The Organic Rule: What We Wanted and What We Got

Frederick Kirschenmann
March 3, 1998


In the dimly remembered days of the late 1980's a number of us (organic farmers and manufacturers, environmentalists, consumer activists and others) went to Washington on a fairly regular basis, at our own expense, to ask the federal government to help us save the organic industry from a fate similar to the one that had befallen the natural food industry. As "organic" started to become a popular and marketable idea, we were afraid that unscrupulous entrepreneurs would call anything organic, just to get a premium for their products..

We didn't need a lot from the government. The legitimate industry was working quite well, we contended, and was improving. What we needed was some sort of national, legal standard that would require anyone who wanted to use the label to at least meet some kind of minimum standard.

So what we needed, we thought, were three simple things. First, a consistent, base, national standard that anyone wanting to use the organic label would have to meet. Second, an accreditation scheme (similar to the accreditation system used by educational institutions) that would evaluate all certifiers to make certain that they followed reliable certification procedures that consumers could depend on. Third, enforcement of the legal standard. That's it.

This was to be a minimum involvement on the part of the federal government. Even the Senate Report accompanying the legislation we got, recognized that the "organic industry, as well as consumer and environmental advocacy organizations" wanted to "limit severely the Federal Government's discretionary authority and involvement in this industry . . ." The Report acknowledged that the organic industry had argued that "rather than reinvent the wheel" the government "should take advantage of the network of private organic certification organizations that exist in nearly every state." The Report indicated that Congress agreed with this sentiment and therefore "proposed a partnership between government and private organizations in standard setting and certification." (Report # 101-357, p. 291)

Most of us, I suspect, thought that this should be a pretty simple undertaking on the part of government. Some of us even went so far as to suggest that all we really needed was a national definition and went so far as to get Senator Fowler to introduce such a definition in the Farm Conservation and Water Protection Act and Senator Lugar made a similar effort through the Conservation Enhancement and Improvement Act.

In any case many of us believed that given the three simple things we asked for, we would end up with a very small staff, consisting of maybe two or three people, a simple, but thorough accreditation system, and maybe a ten page rule that made the organic standard espoused in the Organic Foods Production Act explicit.

What we got seems to be something quite different. We now have a an almost incomprehensible 600 page rule, that took 7 years to produce which proposes a complete takeover of the certification function, and a burgeoning bureaucracy that will surely become a staff of 50 to 75 people within the next two or three decades.

How could this happen? How could such a simple request turn into such a complicated and expensive undertaking? To some extent we are all to blame.
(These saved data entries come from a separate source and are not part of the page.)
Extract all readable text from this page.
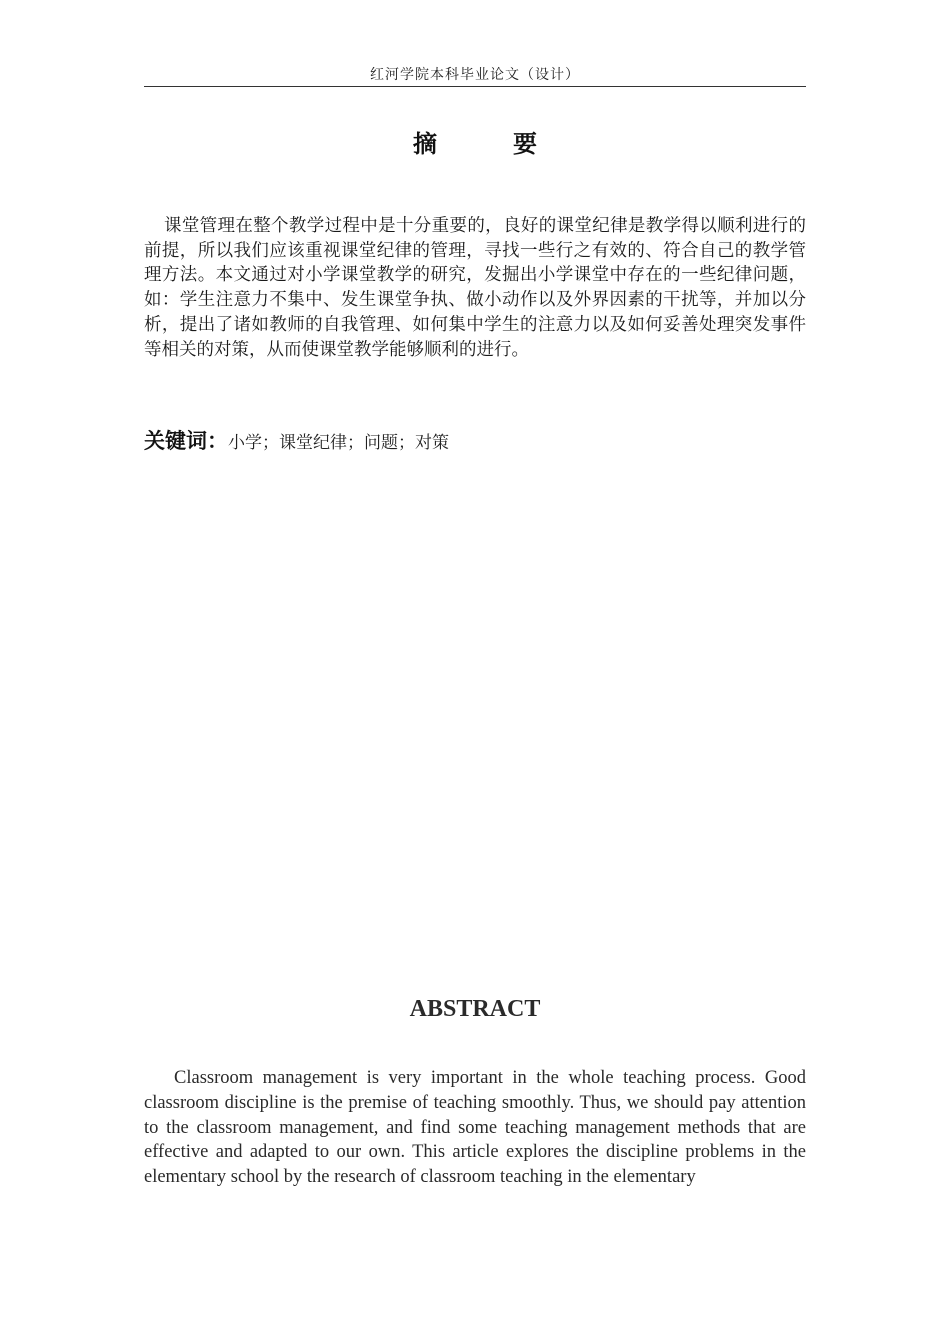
红河学院本科毕业论文（设计）
摘　要

课堂管理在整个教学过程中是十分重要的，良好的课堂纪律是教学得以顺利进行的前提，所以我们应该重视课堂纪律的管理，寻找一些行之有效的、符合自己的教学管理方法。本文通过对小学课堂教学的研究，发掘出小学课堂中存在的一些纪律问题，如：学生注意力不集中、发生课堂争执、做小动作以及外界因素的干扰等，并加以分析，提出了诸如教师的自我管理、如何集中学生的注意力以及如何妥善处理突发事件等相关的对策，从而使课堂教学能够顺利的进行。

关键词：小学；课堂纪律；问题；对策
ABSTRACT

Classroom management is very important in the whole teaching process. Good classroom discipline is the premise of teaching smoothly. Thus, we should pay attention to the classroom management, and find some teaching management methods that are effective and adapted to our own. This article explores the discipline problems in the elementary school by the research of classroom teaching in the elementary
We all saw clues that it was happening and we ignored them. We all saw some small advantages that we personally felt we might gain by letting the process play itself out, so we failed to say "stop". Many of us even lobbied for the funding to keep the process going.

But how it happened is no longer the important issue (except as a lesson in history). The real task now is to figure out how we could have gone so far astray, and how to get back to our original purpose.

On my farm when any process has gotten out of hand and is clearly no longer working, I take time out, shut everything down, and rethink things from the beginning. Since I observed things veering off from my intended purpose all along, it usually doesn't take very long to figure out where things went wrong and how to get things back on track and moving productively in the right direction. Maybe I'm naive here, but I have this compelling instinct in the middle of my gut that the same strategy could work here.

Might it be that the NOSB could most productively use its time when we meet again on March 16th to undergo a similar exercise: stop, refocus, get back to basics? I have this terrible, haunting feeling that if we just review and redo what we have we will not end up with an efficient and effective national program that serves the needs of growers and consumers---surely the initial, and still valid, intent of everything we've tried to do.